Tuesday 11 August 2015

Decisions ...Decisions

Just got up in one of those moods this morning , the Why am I such a mug ? mood .
This being a carer in all but name is damned hard work , Mr Bah Humbug is driving me steadily mad , hes now decided hes going to get into CB radio , more expense we cant afford , I know he needs the company but if we didnt live in the god forsaken armpit of nowhere we might actually see people . We need to move house but he wont listen , im going round the bend stuck at home , the munchkin and daughter have gone to Scotland on holiday and its just me, him and my totally useless son , who just spends his entire life avoiding doing anything and when he does do anything makes such a bad job he wont get asked again .
My lovely 86 year old neighbour told me this morning that hes got to move out out of the house hes lived in since 1955 to go into a bungalow because of the shop shutting and his brother being moved to a home several villages away . He will be sadly missed
This rural poverty lark is crap , ive got 2 days work this week so thats  all im allowed out for , I have to steal Mr Bah Humbugs vehicle because mine is still off the road , he bought the parts this month , the work may get done next month and then taxed the month after that .
Cant ebay , because the housing benefit is still being calculated . Its true that once you get down to a certain level theres little point in even trying bcause your financially penalised every step of the way. I think it may have to be the end of the ebay business , its no longer viable without transport or a post office.

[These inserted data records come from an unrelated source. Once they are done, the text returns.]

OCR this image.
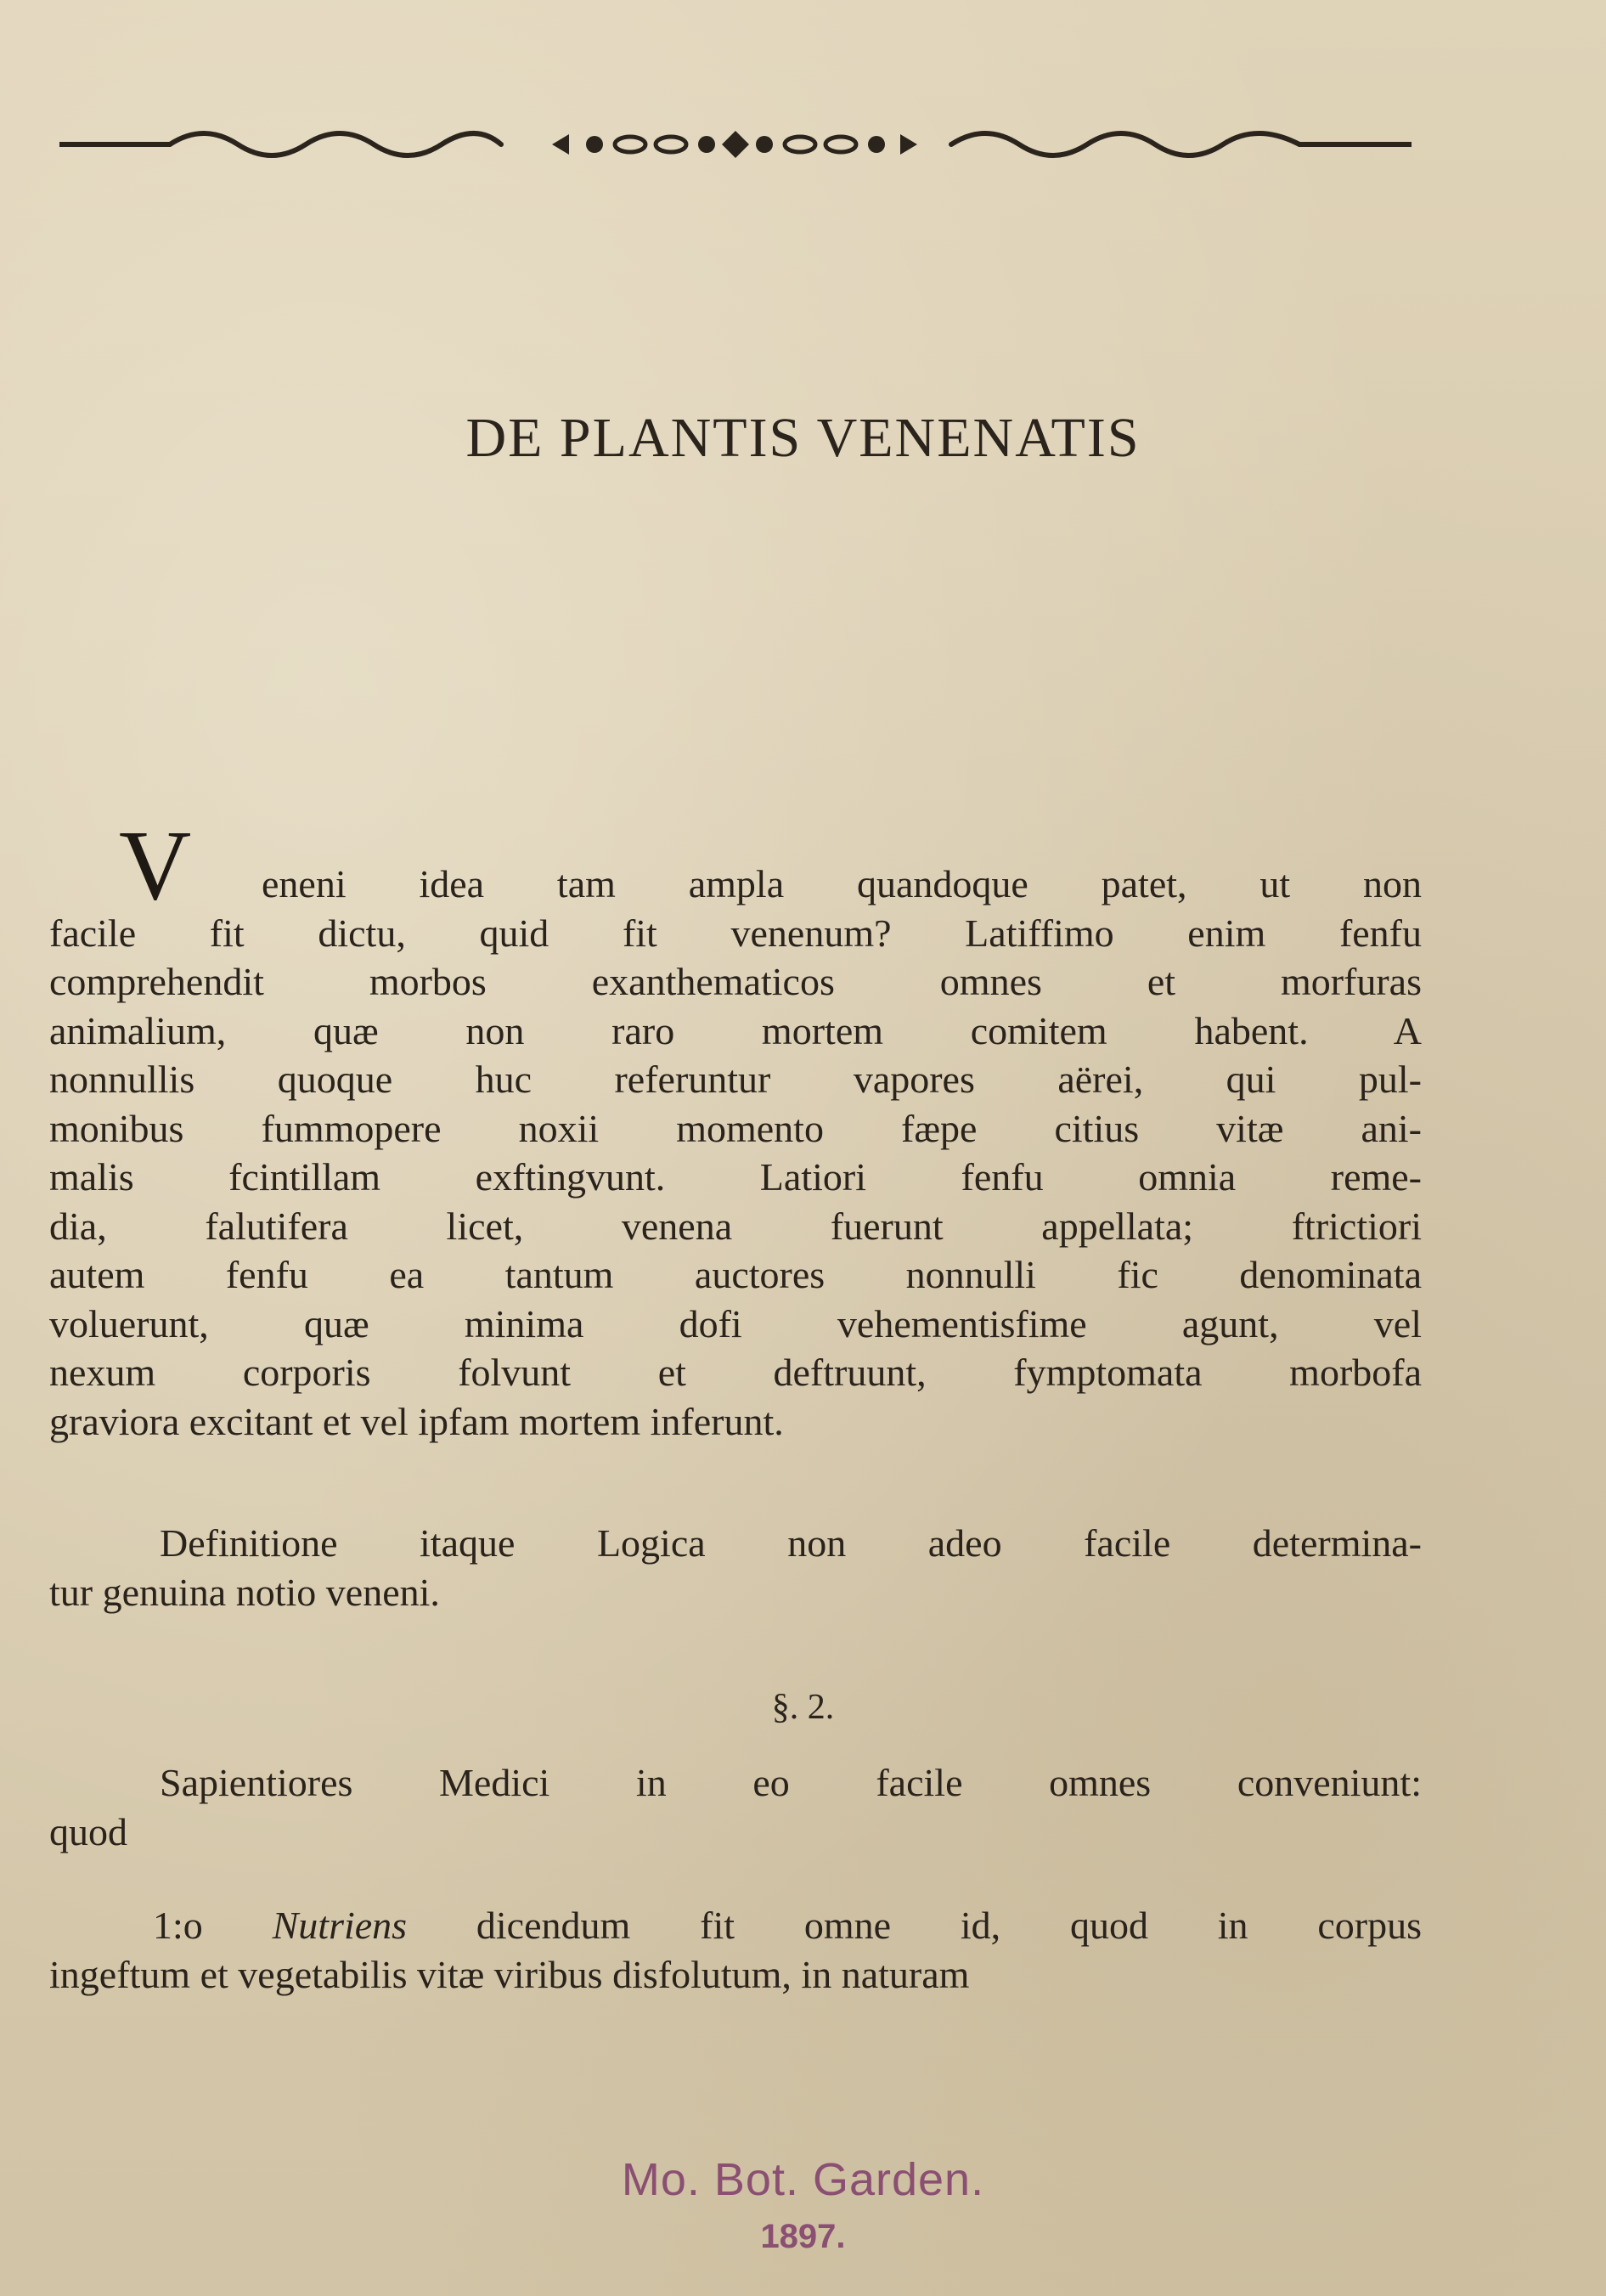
DE PLANTIS VENENATIS
V	eneni idea tam ampla quandoque patet, ut non
facile fit dictu, quid fit venenum? Latiffimo enim fenfu
comprehendit morbos exanthematicos omnes et morfuras
animalium, quæ non raro mortem comitem habent. A
nonnullis quoque huc referuntur vapores aërei, qui pul-
monibus fummopere noxii momento fæpe citius vitæ ani-
malis fcintillam exftingvunt. Latiori fenfu omnia reme-
dia, falutifera licet, venena fuerunt appellata; ftrictiori
autem fenfu ea tantum auctores nonnulli fic denominata
voluerunt, quæ minima dofi vehementisfime agunt, vel
nexum corporis folvunt et deftruunt, fymptomata morbofa
graviora excitant et vel ipfam mortem inferunt.
Definitione itaque Logica non adeo facile determina-
tur genuina notio veneni.
§. 2.
Sapientiores Medici in eo facile omnes conveniunt:
quod
1:o Nutriens dicendum fit omne id, quod in corpus
ingeftum et vegetabilis vitæ viribus disfolutum, in naturam
Mo. Bot. Garden.
1897.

Ive spent the day making up packets of magazines and ephemera to take to the car boot , if it doesnt sell i will have to fill the recycling bin , its a shame but what else can you do with it ?
I think a lot of the stuff ive collected will end up just being given away or thrown in the bin , if we move the council will only let us go to somewhere smaller , some dreadful pensioners ghetto , they admit this house needs a shower and he cant manage the stairs for much longer so that will be the cheaper option for them,  the rest of the family will just have to find somewhere to live under there own steam . Once again if we move there will be no help forthcoming from any of them , the, i'm allright jack bulk of the family .  



Just to really add to the negativity I talked to my mother , she very generously told me how to murder Mr Bah Humbug and get away with it !! "You need to get on with your life and not be burdened with a scrounger" Bless Her , shes read far to much of the Daily Mail
Then a "friend " told me how i just needed to work harder and things would be easier !!
I feel like hunting all the negative naysayers down and shooting them , they should try being kept awake by someone whos in so much pain he isnt still for more than a couple of minutes every night , then having to get up to the mountains of washing he produces , then do a days work and everything around the house as well .
Its as if I no longer exist as a person and im just the house elf !!!